Women, often decently dressed and of educated appearance, who usually entered the dark courtyard quietly, formed a quite distinct group. They would carefully look around and in a flash would get rid of a sanitary towel often right in front of the boiler-room. They’d often use the occasion to have a loud pee. “Madam! You’ve forgotten something!” Donáth would call out after a woman hurrying out of the courtyard, waving a sanitary towel skewered on a poker at her.

Donáth also had a trick he played on desperate lovers who couldn’t wait and, misled by the remoteness and apparent peacefulness, decided to do it in the dark courtyard.
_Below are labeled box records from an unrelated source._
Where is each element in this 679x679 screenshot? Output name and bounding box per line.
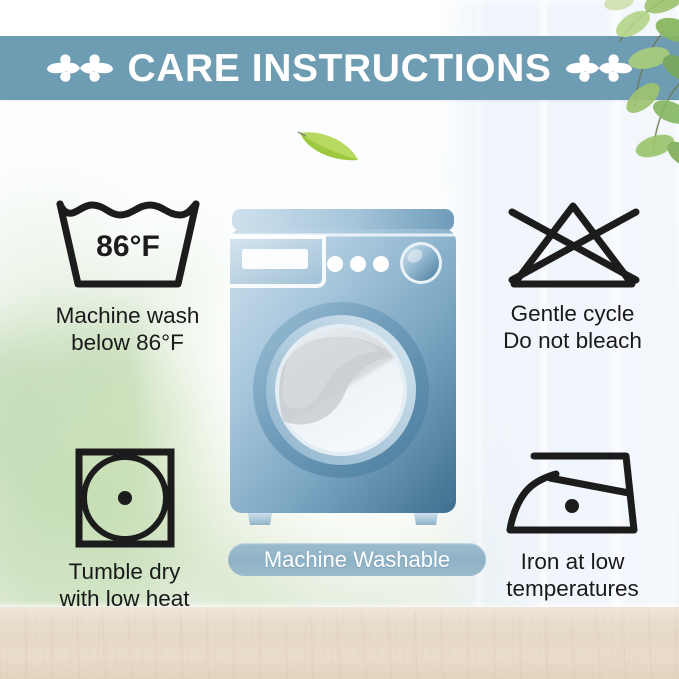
tumble-dry-square-icon (73, 446, 177, 550)
care-caption: Machine wash below 86°F (56, 303, 200, 356)
green-leaf-icon (296, 124, 362, 164)
washer-foot (414, 513, 438, 525)
care-symbol-do-not-bleach: Gentle cycle Do not bleach (470, 196, 675, 354)
page-title: CARE INSTRUCTIONS (113, 49, 565, 88)
washing-machine-illustration (228, 207, 458, 537)
care-caption-line-2: temperatures (506, 576, 639, 603)
care-symbol-iron-low: Iron at low temperatures (470, 446, 675, 602)
care-caption-line-1: Machine wash (56, 303, 200, 330)
care-instructions-graphic: CARE INSTRUCTIONS (0, 0, 679, 679)
washer-button (373, 256, 389, 272)
care-caption: Gentle cycle Do not bleach (503, 301, 642, 354)
care-caption-line-2: with low heat (59, 586, 189, 613)
care-caption-line-1: Tumble dry (59, 559, 189, 586)
badge-label: Machine Washable (264, 549, 450, 571)
care-caption-line-2: below 86°F (56, 330, 200, 357)
care-symbol-tumble-dry: Tumble dry with low heat (22, 446, 227, 612)
fleur-de-lis-ornament-right-icon (566, 46, 632, 90)
triangle-crossed-out-icon (498, 196, 648, 294)
washer-button (327, 256, 343, 272)
table-wood-grain (0, 611, 679, 679)
drawer-slot (242, 249, 308, 269)
wash-tub-icon: 86°F (52, 196, 204, 294)
washer-top-lid (232, 209, 454, 231)
care-symbol-machine-wash: 86°F Machine wash below 86°F (20, 196, 235, 356)
fleur-de-lis-ornament-left-icon (47, 46, 113, 90)
care-caption: Tumble dry with low heat (59, 559, 189, 612)
control-knob (403, 245, 439, 281)
washer-foot (248, 513, 272, 525)
wash-temperature-label: 86°F (96, 230, 160, 263)
washer-button (350, 256, 366, 272)
care-caption-line-2: Do not bleach (503, 328, 642, 355)
iron-one-dot-icon (500, 446, 646, 542)
machine-washable-badge: Machine Washable (228, 543, 486, 576)
care-caption-line-1: Gentle cycle (503, 301, 642, 328)
care-caption: Iron at low temperatures (506, 549, 639, 602)
care-caption-line-1: Iron at low (506, 549, 639, 576)
header-banner: CARE INSTRUCTIONS (0, 36, 679, 100)
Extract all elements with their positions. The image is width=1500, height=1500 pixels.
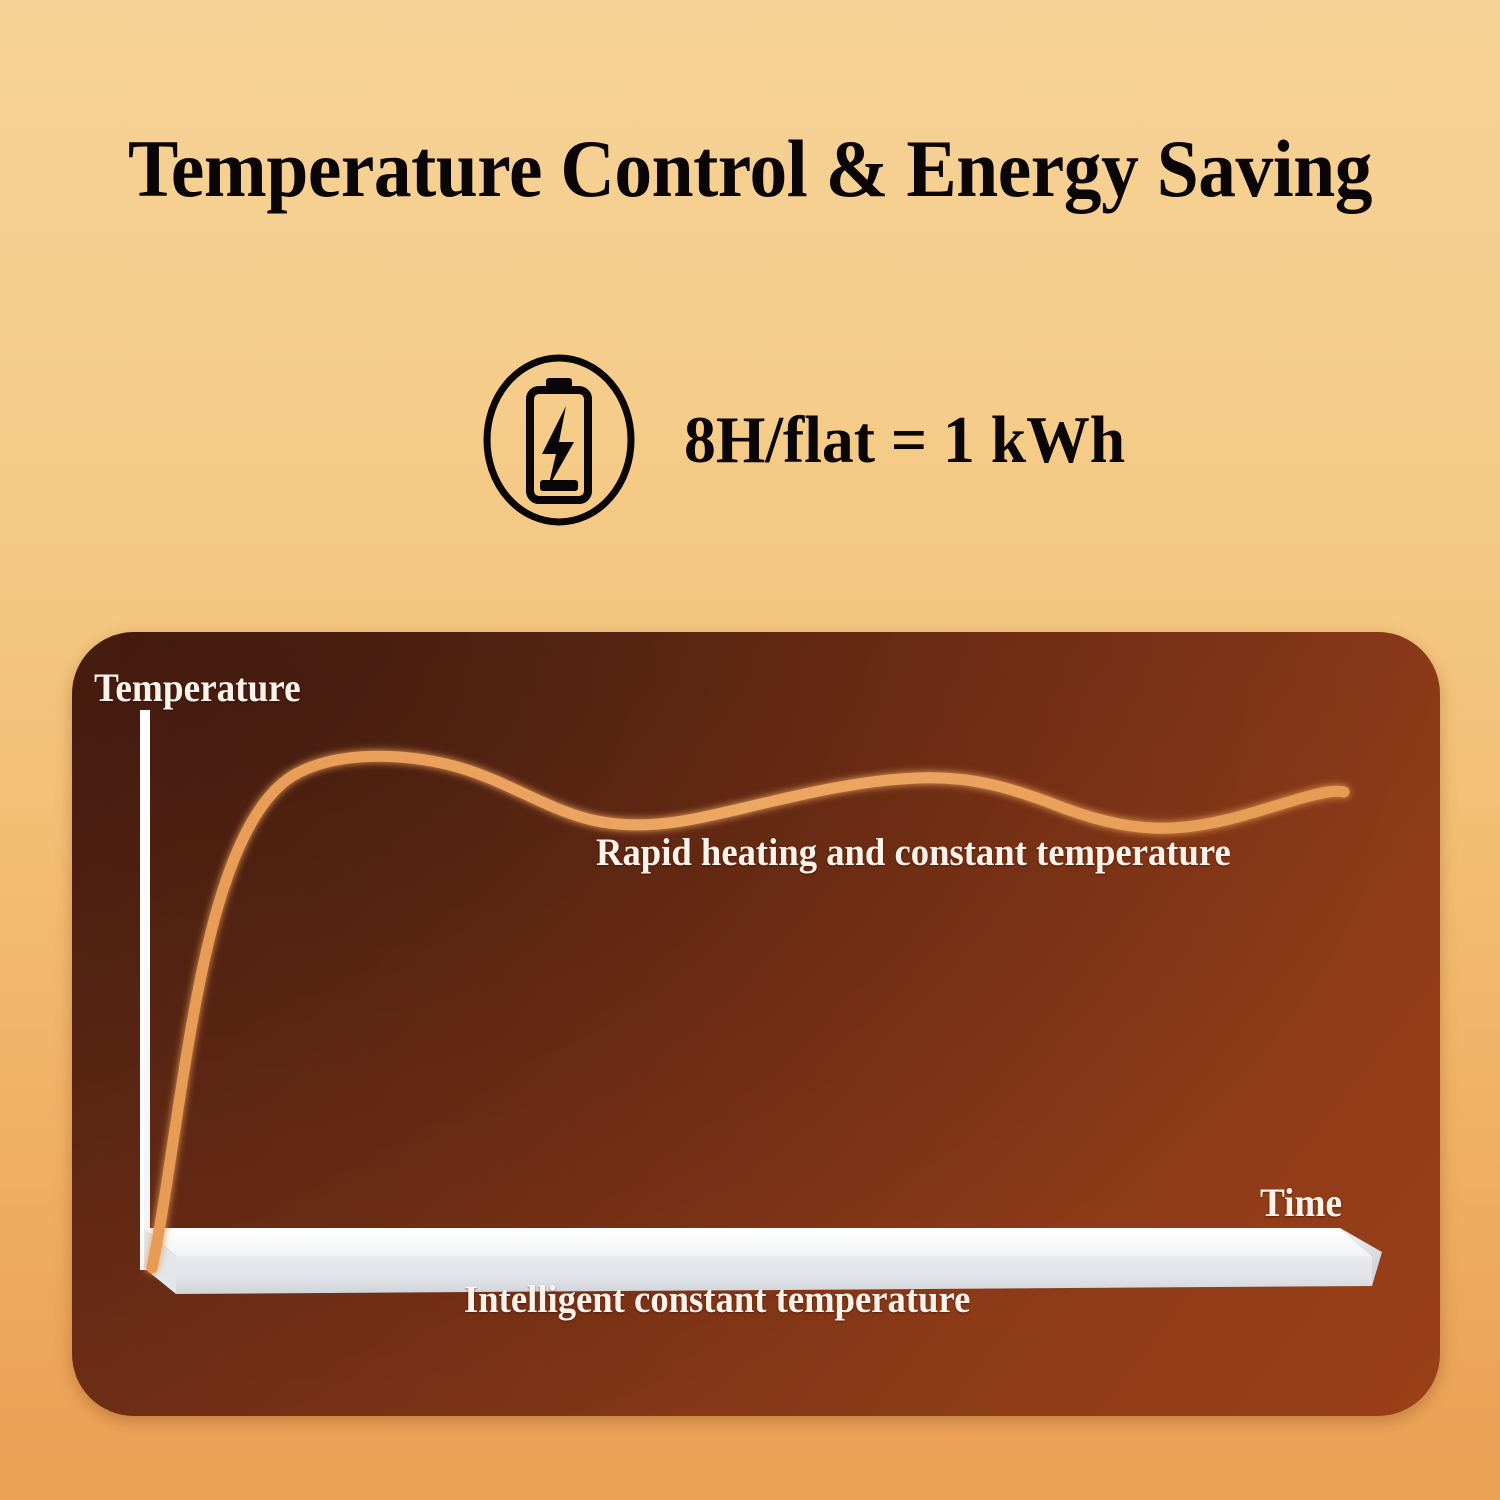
y-axis-label: Temperature	[94, 664, 301, 711]
chart-caption: Intelligent constant temperature	[464, 1277, 970, 1322]
x-axis-label: Time	[1260, 1179, 1342, 1226]
temperature-chart-panel: Temperature Time Rapid heating and const…	[72, 632, 1440, 1416]
battery-lightning-icon	[480, 354, 638, 526]
page-title: Temperature Control & Energy Saving	[60, 126, 1440, 212]
poster-root: Temperature Control & Energy Saving 8H/f…	[0, 0, 1500, 1500]
energy-badge-label: 8H/flat = 1 kWh	[684, 402, 1125, 479]
energy-badge-row: 8H/flat = 1 kWh	[480, 352, 1180, 528]
y-axis	[140, 710, 150, 1270]
curve-annotation: Rapid heating and constant temperature	[596, 830, 1231, 875]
When their audible moans betrayed them at the height of their passion, the old man would turn on all the lights and, coughing his dry cough, would come out into the courtyard lit by blinding neon lights. “Couldn’t you screw somewhere else? Who’s supposed to listen to this? People like to sleep here!”

Only the vomiters didn’t bother him that much. After every night, but mostly on Fridays, in the area around the Hotel Ambassador, including the courtyard, a few sizeable dried up star-like objects, a mixture of alcohol, food, and gastric juices, appeared, but Donáth just shrugged. “Can’t be helped,” he used to say. “People throw up because they have to. It’s no problem. A little bit of rain will wash it away.”